Friday, March 9, 2018

'It's a yellow way to get out of a hole, Gatlin -- abandoning a white man in this country."

A common theme makes Ralph R. Perry's "Congo Sun" and W. Townend's "Red" appropriate bookends for the September 8, 1926 issue of Adventure. Both stories quite consciously attack the anarchically egalitarian attitude that "no one's any better than I am." In the Townend story, as regular readers will recall, a merchant-marine communist discovers his own superiority to the trash of proletarian London and emerges as a leader of men. In Perry's a frustrated first mate struggles to break the resistance of a crew of trash against an erratic captain. There's really a threeway struggle among First Mate Tom Cole, the hero, Captain Gatlin, who careens between cowardly indulgence of a malcontent crew and irrational rage against them, and Seaman Sutson, self-appointed ringleader of a bad crew of deckhands. Cole understands that someone like Sutson has to be brought to heel as soon as possible, but Gatlin fears the harm to his record should violence have to be employed against the crew. Cole doesn't necessarily think violence is the only solution, but while force may not be the only thing Sutson understands, forcefulness in manner may be the only other thing. As the ship heads up the Congo to pick up loads of lumber the equatorial heat gets to everybody and Gatlin grows increasingly intolerant of Sutson's goldbricking ways while Cole worries that it's too late to tame Sutson without violence. A sunstruck Gatlin has an alternative, which is to abandon Sutson and his buddies in a jungle town where they've been drinking the latest advance on their salaries extorted from the captain. While Cole feels that Sutson deserves such a fate, it still seems wrong to him somehow, and when Gatlin finally collapses from exhaustion, our hero uses his temporary authority to finally force the issue with the defiant seaman.

This isn't the sort of adventure thriller that Perry would write later in his Bellow Bill Williams series for Argosy. Instead, it's a character study of the shifting moods of mate and captain amid gradually increasing suspense as Perry delays the inevitable hand-to-hand showdown between Cole and Sutson. When that finally comes, Perry makes the blowoff surprising brief but unsurprisingly brutal. It works somehow; Cole breaking Sutson's arm is more abruptly decisive than the pages of knock-down and drag-out another writer might attempt. Despite the title, Perry has little to say about Africa or Africans, apart from noting, despite his characters' free use of the n-word, that native krooboys are more dependable workers than white trash like Sutson.
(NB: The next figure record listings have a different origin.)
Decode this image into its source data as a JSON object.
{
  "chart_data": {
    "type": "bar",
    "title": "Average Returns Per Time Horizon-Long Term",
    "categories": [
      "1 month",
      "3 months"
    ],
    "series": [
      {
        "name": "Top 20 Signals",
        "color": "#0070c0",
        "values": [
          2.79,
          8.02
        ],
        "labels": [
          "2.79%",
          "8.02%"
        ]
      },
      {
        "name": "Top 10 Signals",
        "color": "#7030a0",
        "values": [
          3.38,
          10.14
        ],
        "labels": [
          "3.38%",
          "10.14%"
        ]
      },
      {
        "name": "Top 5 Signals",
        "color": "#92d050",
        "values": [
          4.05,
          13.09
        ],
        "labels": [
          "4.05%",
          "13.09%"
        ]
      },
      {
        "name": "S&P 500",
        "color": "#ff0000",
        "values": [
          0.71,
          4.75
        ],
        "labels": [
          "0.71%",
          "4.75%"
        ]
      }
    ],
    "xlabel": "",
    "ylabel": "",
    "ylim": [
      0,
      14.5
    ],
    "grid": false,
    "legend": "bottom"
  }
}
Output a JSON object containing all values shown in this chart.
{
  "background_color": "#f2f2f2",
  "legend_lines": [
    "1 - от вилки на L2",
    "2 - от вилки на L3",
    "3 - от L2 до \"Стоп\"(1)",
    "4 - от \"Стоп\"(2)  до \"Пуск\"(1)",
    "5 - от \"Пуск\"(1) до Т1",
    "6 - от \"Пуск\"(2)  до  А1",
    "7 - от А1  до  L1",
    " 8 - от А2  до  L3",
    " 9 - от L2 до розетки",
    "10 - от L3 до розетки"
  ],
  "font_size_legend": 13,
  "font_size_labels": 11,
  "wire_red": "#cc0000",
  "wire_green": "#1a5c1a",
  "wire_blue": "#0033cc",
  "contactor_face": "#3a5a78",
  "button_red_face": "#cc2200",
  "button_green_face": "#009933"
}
In "Congo Sun" and "Red," pulp fiction seems to be preparing readers not only to pass the expected tests of courage and responsibility, but to take authority over others and prove that not everyone is as good as they are. Another way of putting it is that pulp, at least as published by Adventure editor Arthur Sullivant Hoffman, favors meritocracy over egalitarianism, or prefers a meritocratic egalitarianism that rewards talent and character regardless of class (see "Red") over an egalitarianism that stubbornly rejects all meritocratic distinctions. To look at it yet another way, modern critics may focus on how pulp affirms racial hierarchies, but pulp stories often require stiff-necked whites to bow before heroic characters as well, sometimes after struggles nearly as difficult as any empire's civilizing mission.